Tras cerrar 2024 como el mejor año de la historia para el sector editorial catalán, lectores y autores se reúnen, hasta el 28 de septiembre, en La Setmana del Llibre en Català, que celebra este año su mayor edición con la previsión de superar los 100.000 asistentes.

(Redactora en The New Barcelona Post)
26 de septiembre de 2025

Espacio de lectura y calma. De detenerse a seleccionar cuidadosamente cuál será la siguiente lectura, sin prisas y sin tener que acabar juzgando (y eligiendo) un libro por su portada. De descubrir las últimas novedades editoriales para acercarlas a las bibliotecas municipales y llenar las carretillas de nuevas propuestas. De reencuentros entre lectores y aquellos autores que tan bien conocen a través de sus palabras. Pero también un espacio de reivindicación del apasionante hábito que supone lectura y de la diversidad y riqueza de la literatura catalana. Con estos múltiplos objetivos, La Setmana del Llibre en Català se ha instalado, un año más, en 8.900 metros del paseo Lluís Companys, cerca del Arc de Triomf.

Lo ha hecho en una edición de máximos, ampliando el número de casetas y de actividades. Y en un ambiente festivo, ya que este año la cita literaria, acostumbrada a celebrarse a principios de septiembre, vuelve a coincidir con La Mercè, época del año en que Barcelona respira cultura popular, música y, ahora también, literatura en catalán. En total, 265 sellos editoriales y librerías están representadas, hasta el 28 de septiembre, en 94 casetas durante la gran cita del libro en catalán.

A pesar de que Sant Jordi continúa imponiéndose en cuanto a ventas y facturación —ya que este año se superaron los 26 millones de euros de facturación y los 2 millones de ejemplares vendidos durante la jornada del libro y la rosa—, es durante La Setmana cuando los lectores encuentran un espacio de calma y conexión con sus autores preferidos y con una figura imprescindible para la industria literaria, pero que a menudo queda relegada a la sombra: los editores.

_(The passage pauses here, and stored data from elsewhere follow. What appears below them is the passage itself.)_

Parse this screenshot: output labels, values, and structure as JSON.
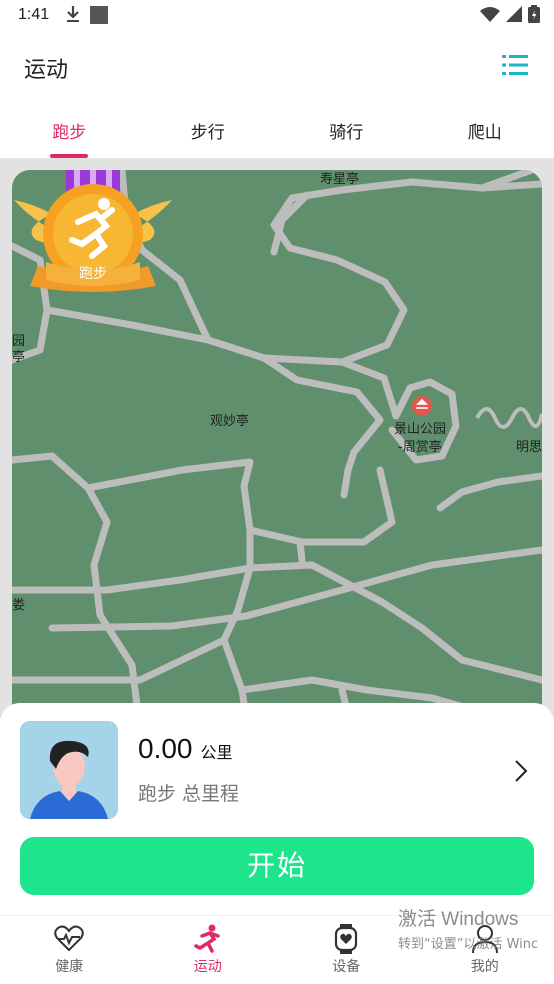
{
  "status_bar": {
    "time": "1:41"
  },
  "header": {
    "title": "运动"
  },
  "tabs": [
    {
      "label": "跑步",
      "active": true
    },
    {
      "label": "步行",
      "active": false
    },
    {
      "label": "骑行",
      "active": false
    },
    {
      "label": "爬山",
      "active": false
    }
  ],
  "map": {
    "labels": {
      "shouxing": "寿星亭",
      "yuan": "园",
      "ting": "亭",
      "guanmiao": "观妙亭",
      "jingshan": "景山公园",
      "zhoushang": "-周赏亭",
      "mingsi": "明思",
      "lou": "娄"
    },
    "medal_label": "跑步"
  },
  "summary": {
    "distance_value": "0.00",
    "distance_unit": "公里",
    "label": "跑步 总里程"
  },
  "start_button": "开始",
  "nav": [
    {
      "label": "健康",
      "icon": "heartbeat-icon",
      "active": false
    },
    {
      "label": "运动",
      "icon": "runner-icon",
      "active": true
    },
    {
      "label": "设备",
      "icon": "watch-icon",
      "active": false
    },
    {
      "label": "我的",
      "icon": "person-icon",
      "active": false
    }
  ],
  "watermark": {
    "line1": "激活 Windows",
    "line2": "转到“设置”以激活 Winc"
  },
  "colors": {
    "accent": "#e0286b",
    "start_button": "#1ee58c",
    "menu_icon": "#1ab6c4",
    "map": "#5f8f6c"
  }
}
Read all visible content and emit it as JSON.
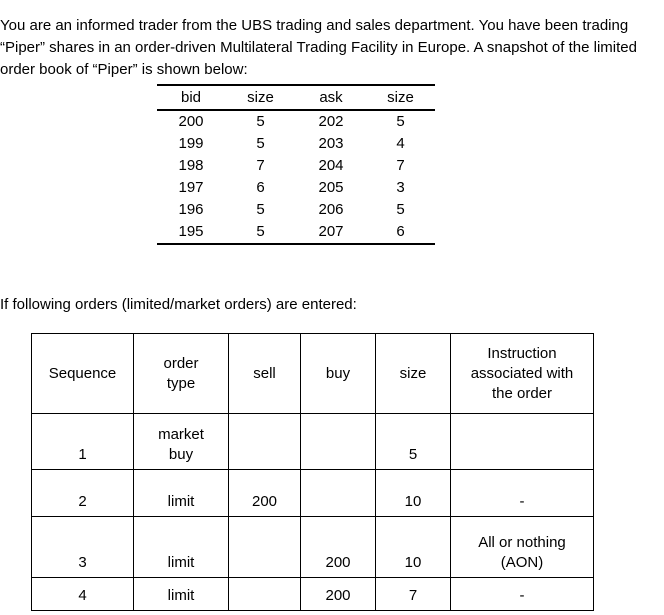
{
  "intro": {
    "paragraph": "You are an informed trader from the UBS trading and sales department. You have been trading “Piper” shares in an order-driven Multilateral Trading Facility in Europe. A snapshot of the limited order book of “Piper” is shown below:"
  },
  "order_book": {
    "headers": [
      "bid",
      "size",
      "ask",
      "size"
    ],
    "rows": [
      [
        "200",
        "5",
        "202",
        "5"
      ],
      [
        "199",
        "5",
        "203",
        "4"
      ],
      [
        "198",
        "7",
        "204",
        "7"
      ],
      [
        "197",
        "6",
        "205",
        "3"
      ],
      [
        "196",
        "5",
        "206",
        "5"
      ],
      [
        "195",
        "5",
        "207",
        "6"
      ]
    ]
  },
  "mid_text": {
    "sentence": "If following orders (limited/market orders) are entered:"
  },
  "orders_table": {
    "headers": [
      "Sequence",
      "order\ntype",
      "sell",
      "buy",
      "size",
      "Instruction\nassociated with\nthe order"
    ],
    "rows": [
      {
        "sequence": "1",
        "order_type": "market\nbuy",
        "sell": "",
        "buy": "",
        "size": "5",
        "instruction": ""
      },
      {
        "sequence": "2",
        "order_type": "limit",
        "sell": "200",
        "buy": "",
        "size": "10",
        "instruction": "-"
      },
      {
        "sequence": "3",
        "order_type": "limit",
        "sell": "",
        "buy": "200",
        "size": "10",
        "instruction": "All or nothing\n(AON)"
      },
      {
        "sequence": "4",
        "order_type": "limit",
        "sell": "",
        "buy": "200",
        "size": "7",
        "instruction": "-"
      }
    ]
  }
}
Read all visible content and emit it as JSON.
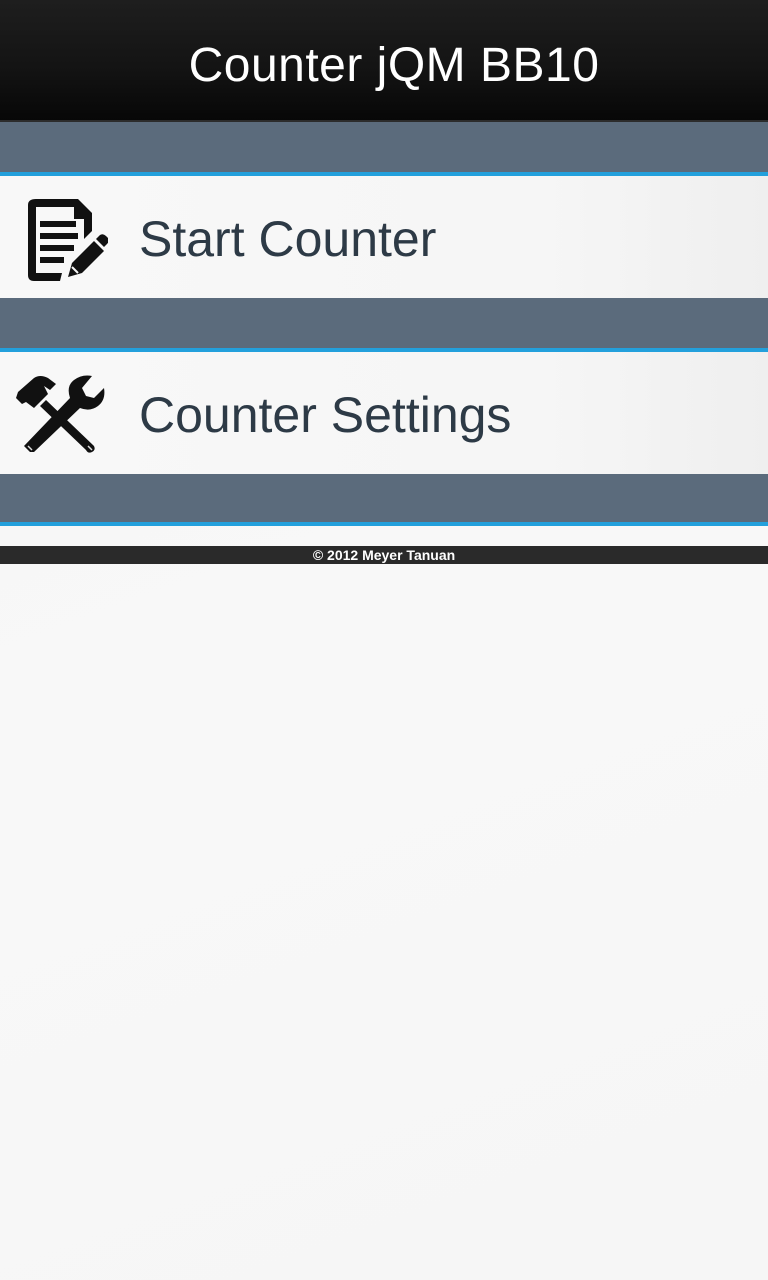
{
  "header": {
    "title": "Counter jQM BB10"
  },
  "menu": {
    "items": [
      {
        "label": "Start Counter",
        "icon": "document-edit-icon"
      },
      {
        "label": "Counter Settings",
        "icon": "tools-icon"
      }
    ]
  },
  "footer": {
    "copyright": "© 2012 Meyer Tanuan"
  },
  "colors": {
    "header_bg": "#141414",
    "divider_bg": "#5b6b7c",
    "accent": "#23a0dc",
    "item_bg": "#f7f7f7",
    "item_text": "#2d3a46",
    "footer_bg": "#2a2a2a"
  }
}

“Como editores, nos falta encontrar más espacios para poder conversar detenidamente con los lectores, ver cómo han recibido o qué emociones los han despertado los libros a los cuales has dedicado tantas horas. La Setmana permite este contacto más directo y se convierte, además, en una forma de reivindicar el valor de nuestro trabajo”, exprés Marta Moreno, editora de Ara Llibres. Este encuentro, entre aquellos que hacen posible los libros y aquellos que los disfrutan, es el espacio que intenta incentivar La Setmana desde 1983, año en el que se celebró por primera vez.

En sus más de cuarenta ediciones, La Setmana también se ha erigido como un termómetro del estado de la literatura en catalán. Un termómetro que muestra síntomas del buen estado de salud del sector, pero que todavía detecta un gran margen de mejora. De hecho, a pesar de que el Baròmetre d'Hàbits de Lectura i Compra de Llibres de 2024 subraya que un 68,2% de los catalanes tiene el hábito de leer, solamente un 34,6% acostumbra a hacerlo en catalán, mientras que el castellano continúa imponiéndose, con un 63,1% de los lectores que lee habitualmente en castellano.

Pese a los abrumadores datos, entre lectores y editores concentrados en La Setmana se respira cierto sentimiento de esperanza. Esperanza por unas cifras de Sant Jordi que reafirman la mayor presencia del catalán: con un 52,3% de los ejemplares vendidos en catalán. Además de esperanza por los últimos datos de la industria literaria catalana, datos que llevaron el Gremi d'Editors de Catalunya a calificar 2024 como el mejor año de la historia del sector editorial catalán. El año pasado, se vendieron ejemplares por un valor de 260 millones. De estos, unos 80 millones de euros se habían invertido en libros escritos en catalán.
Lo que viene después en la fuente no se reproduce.